The fourth rule is that any attempt to introduce artificial factors into the economy should be as limited as possible. They may be needed occasionally but they should as small and as temporary as possible.
The fifth rule is that not all issues are economic issues and therefore some problems require non-economic solutions.
The sixth rule is that if you find a conflict between theory and reality, you should ignore the theory and pay attention to reality.
To me fiscal conservativism means nothing more or less than the idea that the government should be conservative when dealing with matters of the fisc. Therefore, in my mind, a person is fiscally conservative when he/she tends to prefer small government over large government. If a person identifies a problem and automatically thinks that some new government program or the expansion or increased funding of an existing program is the way (or the primary way, or the first way that comes to that person’s mind) to fix or ameliorate that problem, that person is not a fiscal conservative.
My answers to your specific questions are in bold in your post.
ETA: I just read the posts above. I’m happy to use a new word to describe these views if anyone has one for me.
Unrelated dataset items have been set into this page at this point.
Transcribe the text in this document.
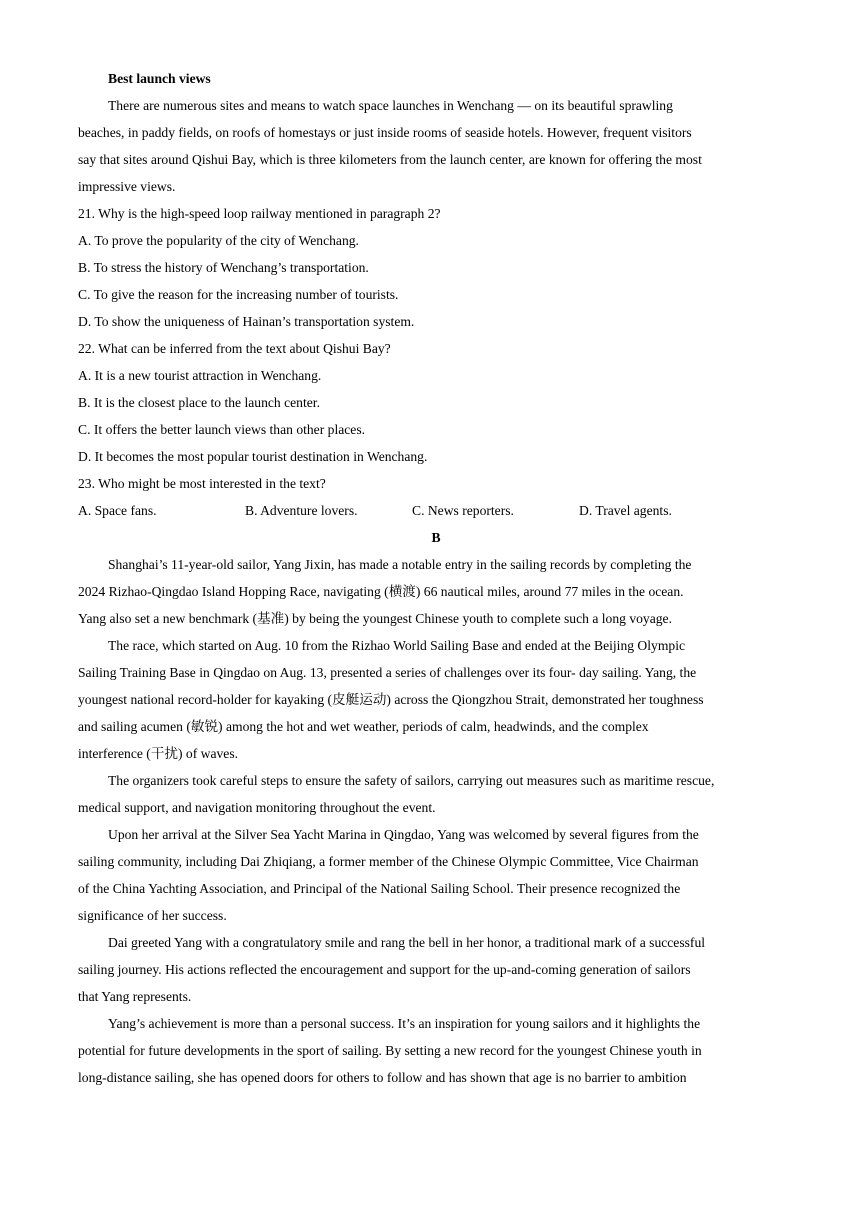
Best launch views
There are numerous sites and means to watch space launches in Wenchang — on its beautiful sprawling
beaches, in paddy fields, on roofs of homestays or just inside rooms of seaside hotels. However, frequent visitors
say that sites around Qishui Bay, which is three kilometers from the launch center, are known for offering the most
impressive views.
21. Why is the high-speed loop railway mentioned in paragraph 2?
A. To prove the popularity of the city of Wenchang.
B. To stress the history of Wenchang’s transportation.
C. To give the reason for the increasing number of tourists.
D. To show the uniqueness of Hainan’s transportation system.
22. What can be inferred from the text about Qishui Bay?
A. It is a new tourist attraction in Wenchang.
B. It is the closest place to the launch center.
C. It offers the better launch views than other places.
D. It becomes the most popular tourist destination in Wenchang.
23. Who might be most interested in the text?
A. Space fans.	B. Adventure lovers.	C. News reporters.	D. Travel agents.
B
Shanghai’s 11-year-old sailor, Yang Jixin, has made a notable entry in the sailing records by completing the
2024 Rizhao-Qingdao Island Hopping Race, navigating (横渡) 66 nautical miles, around 77 miles in the ocean.
Yang also set a new benchmark (基准) by being the youngest Chinese youth to complete such a long voyage.
The race, which started on Aug. 10 from the Rizhao World Sailing Base and ended at the Beijing Olympic
Sailing Training Base in Qingdao on Aug. 13, presented a series of challenges over its four- day sailing. Yang, the
youngest national record-holder for kayaking (皮艇运动) across the Qiongzhou Strait, demonstrated her toughness
and sailing acumen (敏锐) among the hot and wet weather, periods of calm, headwinds, and the complex
interference (干扰) of waves.
The organizers took careful steps to ensure the safety of sailors, carrying out measures such as maritime rescue,
medical support, and navigation monitoring throughout the event.
Upon her arrival at the Silver Sea Yacht Marina in Qingdao, Yang was welcomed by several figures from the
sailing community, including Dai Zhiqiang, a former member of the Chinese Olympic Committee, Vice Chairman
of the China Yachting Association, and Principal of the National Sailing School. Their presence recognized the
significance of her success.
Dai greeted Yang with a congratulatory smile and rang the bell in her honor, a traditional mark of a successful
sailing journey. His actions reflected the encouragement and support for the up-and-coming generation of sailors
that Yang represents.
Yang’s achievement is more than a personal success. It’s an inspiration for young sailors and it highlights the
potential for future developments in the sport of sailing. By setting a new record for the youngest Chinese youth in
long-distance sailing, she has opened doors for others to follow and has shown that age is no barrier to ambition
a) First and foremost, you don’t spend more than you’ve taken in. It is not fiscally conservative to spend and spend and thereby run a deficit; but neither is it fiscally conservative to cut taxes and cut more taxes and thereby run a deficit.
b) You do not rapidly expand the rate of taxation, as doing so quickly will choke off the economy. Even a very good governmental program, properly funded by appropriate tax increases, becomes a bad idea if it shoots the tax burden sky high.
c) A true fiscal conservative believes that the workings of the unimpeded market economy are appropriate and not something in need of amelioration. It is not fiscally conservative to deliberately redistribute wealth simply for the sake of redistributing wealth, or in the name of equality or fairness.
Disclaimer: I myself am not a true fiscal conservative. I ascribe to a) and b) but although I do not believe in marxist Band-Aids, I do not believe in the principles in c) and actually do think the market economy is intrinsically dehumanizing.